Over at the Malthouse blog, in the spirit of true blogging we throw the floor open to real people (and accountants) for their take on the best beers in the fridge. Welcome to the first “People’s Blog“:

A conveniently unknown author once wrote that “a blog is merely a tool that lets you do anything from change the world to share your shopping list.” Blogs can polarise readers perhaps more than any other medium. John Jay Hooker, veteran political gadfly, is on record as saying “I sincerely believe blogging can save America.” National Business Review publisher Barry Coleman does not believe it will even save New Zealand.

Finally, I love this sign spotted recently outside Hope Bros in Wellington: “Urgent! Customers needed. No experience needed. Apply within.”

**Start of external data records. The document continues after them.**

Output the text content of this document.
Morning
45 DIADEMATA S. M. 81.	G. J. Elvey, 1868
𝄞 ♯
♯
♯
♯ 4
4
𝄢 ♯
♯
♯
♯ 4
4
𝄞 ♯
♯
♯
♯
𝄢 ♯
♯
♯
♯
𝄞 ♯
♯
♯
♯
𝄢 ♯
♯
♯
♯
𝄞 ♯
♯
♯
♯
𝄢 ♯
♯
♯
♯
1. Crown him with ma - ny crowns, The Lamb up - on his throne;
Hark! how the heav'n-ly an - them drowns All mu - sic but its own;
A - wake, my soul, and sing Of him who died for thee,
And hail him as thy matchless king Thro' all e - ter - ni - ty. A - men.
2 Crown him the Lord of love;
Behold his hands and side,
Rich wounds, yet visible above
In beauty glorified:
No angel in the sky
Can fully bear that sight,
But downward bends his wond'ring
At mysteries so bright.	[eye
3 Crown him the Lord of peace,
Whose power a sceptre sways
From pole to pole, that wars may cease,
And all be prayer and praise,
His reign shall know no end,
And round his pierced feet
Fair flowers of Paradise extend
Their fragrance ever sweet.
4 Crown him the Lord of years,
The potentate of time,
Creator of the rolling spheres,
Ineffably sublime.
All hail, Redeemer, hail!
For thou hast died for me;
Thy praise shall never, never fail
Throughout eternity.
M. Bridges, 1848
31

Glass Tip for the sign – Peter McCaffery

Beerly Blogging – Toasting Great Beer and Great Pubs

Over at the Malthouse blog, my latest post looks at Maurice Bennett, Bennetts Beers, toast art, Beervana and alpine-dwelling, hollow-horned ruminants of the genus Capra from the family Bovidae. It is called “A toast to great beer“:

On his websites Maurice has been listed variously as the Toastman, the Toast Master, the T-Man and “New Zealand’s most renowned artist”. That last claim may be somewhat contested by Goldie, Colin McCahon and perhaps the Right Honourable Helen Clark.

Legendary beer writer Pete Brown blogs an insightful review of the Pub du Vin concluding:

So there you go – great food, great beer, pretty good surroundings, and moronic, ill-informed conversation conducted with great conviction. Everything you could want from a pub.

Beerly Writing: Ruffling Some Feathers

In my first Wellingtonian column of the year, I have a look back at my locals over the years and in particular the recently refurbished Featherston Tavern. The column is called “Ruffling Some Feathers“:

It is apparently compulsory for all marketing and communications professionals to spend a lot of time in bars and our regular was The Feathers on, unsurprisingly, Featherston Street. This was a friendly place but a bit threadbare round the edges. The decor would not have been out of place in an old episode of Emmerdale Farm.

Glass Tip – The Wellingtonian

Pub of the Year

According to the NZ Herald, the Dux de Lux in Christchurch has just walked off with the pub of the year award.

Well done! Great to see a winner who supports craft beer.

That said, if I had been judging, I’d have given the prize to the Twisted Hop, as real ale trumps keg beer every time. That and they support SOBA.

EDIT

The above looks to be completely wrong.

I’m not sure what is going on at the Herald, but the original article seems to have vanished, and has been replaced by one declaring that Galbraiths is the Pub of the Year. That’s all well and good, but I’m not sure where the original article is!

Apologies patient readers.

Boo Sucks to the NZ Herald.

EDIT TWO

Stu points out this isn’t the first time that the Herald has let beer lovers down with useless reporting.

http://www.realbeer.co.nz/blog/2006/02/money-for-mid-strength.html

Some detail would be nice, NZ Herald people. I love Galbraiths to bits, but who chose it as the pub of the year? Who sponsors this contest? Does it run every year? Who judges it?